The other day a high school player asked me, “Is it ok to take the top hand off the bat after the swing?” My answer was YES. In fact, virtually every time a player asks that kind of question, my answer will be YES. As I’ve said before, as soon as you say NO to that type of question, the player will turn on the TV and see a major leaguer consistently and successfully do the very thing you said shouldn’t be done.
When it comes to taking the top hand off the bat on the swing like this …
it really isn’t a matter of “if” a batter does it. The issue is really a matter of “when” the batter does it. The problem that hitters have when letting go of the top hand is that many let go too soon and do not properly and aggressively extend through the ball before letting go of the bat. To show what I mean, here is another photo of Miguel Cabrera.

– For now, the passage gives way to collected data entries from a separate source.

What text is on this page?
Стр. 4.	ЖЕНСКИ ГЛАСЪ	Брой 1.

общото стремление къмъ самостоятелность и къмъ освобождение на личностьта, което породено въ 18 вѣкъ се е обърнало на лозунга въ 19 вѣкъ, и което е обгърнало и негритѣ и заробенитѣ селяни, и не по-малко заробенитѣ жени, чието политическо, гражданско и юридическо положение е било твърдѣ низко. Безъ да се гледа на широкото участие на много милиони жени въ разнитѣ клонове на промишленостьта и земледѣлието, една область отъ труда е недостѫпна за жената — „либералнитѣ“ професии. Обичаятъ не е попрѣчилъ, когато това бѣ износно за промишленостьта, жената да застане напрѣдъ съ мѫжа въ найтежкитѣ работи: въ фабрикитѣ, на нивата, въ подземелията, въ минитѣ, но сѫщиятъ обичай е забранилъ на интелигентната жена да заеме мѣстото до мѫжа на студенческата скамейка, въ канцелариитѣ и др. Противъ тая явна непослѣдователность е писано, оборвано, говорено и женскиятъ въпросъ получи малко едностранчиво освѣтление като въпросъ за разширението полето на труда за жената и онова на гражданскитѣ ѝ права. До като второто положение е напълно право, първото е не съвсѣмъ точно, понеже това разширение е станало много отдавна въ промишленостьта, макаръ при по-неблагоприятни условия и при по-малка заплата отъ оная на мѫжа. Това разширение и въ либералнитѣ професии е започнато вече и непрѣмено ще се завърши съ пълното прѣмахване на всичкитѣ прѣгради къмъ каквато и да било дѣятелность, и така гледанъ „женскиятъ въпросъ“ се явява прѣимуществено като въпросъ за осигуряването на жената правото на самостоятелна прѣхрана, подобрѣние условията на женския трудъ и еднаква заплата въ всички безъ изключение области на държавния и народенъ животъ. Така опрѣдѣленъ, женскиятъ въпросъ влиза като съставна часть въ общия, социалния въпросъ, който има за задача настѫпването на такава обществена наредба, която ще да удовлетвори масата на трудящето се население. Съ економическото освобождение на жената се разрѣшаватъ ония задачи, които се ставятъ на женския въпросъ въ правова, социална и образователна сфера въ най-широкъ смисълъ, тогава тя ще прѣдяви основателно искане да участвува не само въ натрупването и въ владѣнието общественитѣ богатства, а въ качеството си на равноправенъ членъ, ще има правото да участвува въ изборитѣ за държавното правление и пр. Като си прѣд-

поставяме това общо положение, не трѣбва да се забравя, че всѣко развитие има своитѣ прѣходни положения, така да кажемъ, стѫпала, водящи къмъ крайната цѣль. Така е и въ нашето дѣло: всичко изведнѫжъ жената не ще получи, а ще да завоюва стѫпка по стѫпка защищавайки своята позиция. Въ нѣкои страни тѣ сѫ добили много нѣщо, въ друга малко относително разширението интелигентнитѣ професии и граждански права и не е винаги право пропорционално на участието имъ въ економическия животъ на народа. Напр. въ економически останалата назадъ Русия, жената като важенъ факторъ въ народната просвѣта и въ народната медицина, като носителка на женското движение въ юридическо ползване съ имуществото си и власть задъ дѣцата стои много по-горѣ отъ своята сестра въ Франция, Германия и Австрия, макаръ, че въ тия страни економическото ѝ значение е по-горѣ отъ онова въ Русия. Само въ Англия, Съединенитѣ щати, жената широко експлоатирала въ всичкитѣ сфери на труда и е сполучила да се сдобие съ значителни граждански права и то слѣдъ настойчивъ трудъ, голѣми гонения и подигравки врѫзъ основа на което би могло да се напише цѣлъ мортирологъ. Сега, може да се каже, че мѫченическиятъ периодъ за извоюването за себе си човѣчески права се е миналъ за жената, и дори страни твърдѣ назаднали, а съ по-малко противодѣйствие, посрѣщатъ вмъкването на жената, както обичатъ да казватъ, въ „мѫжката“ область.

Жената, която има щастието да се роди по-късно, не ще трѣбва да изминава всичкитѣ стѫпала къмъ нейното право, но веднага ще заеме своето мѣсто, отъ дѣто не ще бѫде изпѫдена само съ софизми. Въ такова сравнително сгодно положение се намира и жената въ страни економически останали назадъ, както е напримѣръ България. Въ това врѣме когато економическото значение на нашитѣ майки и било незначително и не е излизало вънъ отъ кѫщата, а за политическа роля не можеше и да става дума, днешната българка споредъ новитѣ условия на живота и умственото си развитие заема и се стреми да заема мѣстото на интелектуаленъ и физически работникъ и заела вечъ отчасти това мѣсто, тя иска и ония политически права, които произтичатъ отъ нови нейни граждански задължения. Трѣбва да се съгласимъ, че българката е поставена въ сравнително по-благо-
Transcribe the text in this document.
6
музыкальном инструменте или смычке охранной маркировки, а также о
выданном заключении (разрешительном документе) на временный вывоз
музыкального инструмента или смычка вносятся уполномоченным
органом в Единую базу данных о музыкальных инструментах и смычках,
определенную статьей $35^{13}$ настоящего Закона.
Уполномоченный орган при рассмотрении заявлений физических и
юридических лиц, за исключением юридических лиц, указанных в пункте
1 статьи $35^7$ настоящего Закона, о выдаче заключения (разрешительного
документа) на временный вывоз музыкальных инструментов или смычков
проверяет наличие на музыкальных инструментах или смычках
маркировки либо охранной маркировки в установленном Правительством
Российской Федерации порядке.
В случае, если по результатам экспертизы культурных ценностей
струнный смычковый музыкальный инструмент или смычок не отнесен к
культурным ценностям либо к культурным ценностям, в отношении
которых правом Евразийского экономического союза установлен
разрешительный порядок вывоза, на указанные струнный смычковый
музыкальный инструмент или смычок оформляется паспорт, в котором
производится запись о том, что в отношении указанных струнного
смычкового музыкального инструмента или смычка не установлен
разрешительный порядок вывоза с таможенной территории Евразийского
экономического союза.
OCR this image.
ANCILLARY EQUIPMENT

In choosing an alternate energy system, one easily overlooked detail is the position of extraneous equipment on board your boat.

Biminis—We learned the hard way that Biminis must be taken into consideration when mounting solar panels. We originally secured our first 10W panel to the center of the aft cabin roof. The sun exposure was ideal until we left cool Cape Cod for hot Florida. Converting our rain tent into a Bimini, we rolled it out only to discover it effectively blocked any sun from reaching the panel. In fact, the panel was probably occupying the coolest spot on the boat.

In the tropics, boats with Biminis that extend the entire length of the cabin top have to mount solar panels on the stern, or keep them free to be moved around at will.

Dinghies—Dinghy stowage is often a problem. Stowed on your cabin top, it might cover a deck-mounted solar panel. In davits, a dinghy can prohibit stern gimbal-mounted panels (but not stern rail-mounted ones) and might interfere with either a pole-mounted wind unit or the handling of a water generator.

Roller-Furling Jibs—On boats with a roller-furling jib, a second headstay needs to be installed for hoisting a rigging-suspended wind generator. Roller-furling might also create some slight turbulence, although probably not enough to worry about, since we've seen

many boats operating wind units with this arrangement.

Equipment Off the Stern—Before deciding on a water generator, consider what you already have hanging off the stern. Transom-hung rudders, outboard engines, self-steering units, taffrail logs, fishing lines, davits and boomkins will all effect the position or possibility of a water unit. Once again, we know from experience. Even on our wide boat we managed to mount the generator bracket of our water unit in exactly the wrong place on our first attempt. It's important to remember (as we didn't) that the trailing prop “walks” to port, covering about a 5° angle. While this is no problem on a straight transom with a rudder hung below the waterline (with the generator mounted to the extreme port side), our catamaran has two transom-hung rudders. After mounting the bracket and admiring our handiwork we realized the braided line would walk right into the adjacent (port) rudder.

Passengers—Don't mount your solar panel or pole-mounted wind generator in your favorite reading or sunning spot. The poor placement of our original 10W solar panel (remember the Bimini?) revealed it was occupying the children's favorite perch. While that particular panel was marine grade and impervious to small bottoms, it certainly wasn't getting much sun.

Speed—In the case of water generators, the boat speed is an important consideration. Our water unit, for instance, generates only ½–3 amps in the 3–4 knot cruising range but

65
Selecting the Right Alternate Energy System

In this photo, Cabrera has aggressively extended through the ball and still has yet to let go of the bat with his right hand (top hand). Players who have trouble with letting go with their top hand usually do it before they get to this point.
Remember, after the ball and bat make contact and the ball leaves, there is nothing else a hitter can do to impact the ball. It’s already gone. That’s why I personally do not care too much about how a batter finishes his swing. Batters can hold onto the bat with two hands, they can let go with their top hand, they can finish with their hands high, and they can finish them fairly low. As long as they gets through the ball well with both hands on the bat (2nd photo), it doesn’t matter what they do after that.
Note: With players who are just beginning to play (tee-ball, coach pitch, etc.) I would not recommend a player take his top hand off the bat. Their lack of strength makes it more likely the bat will fly out of their hands if they do.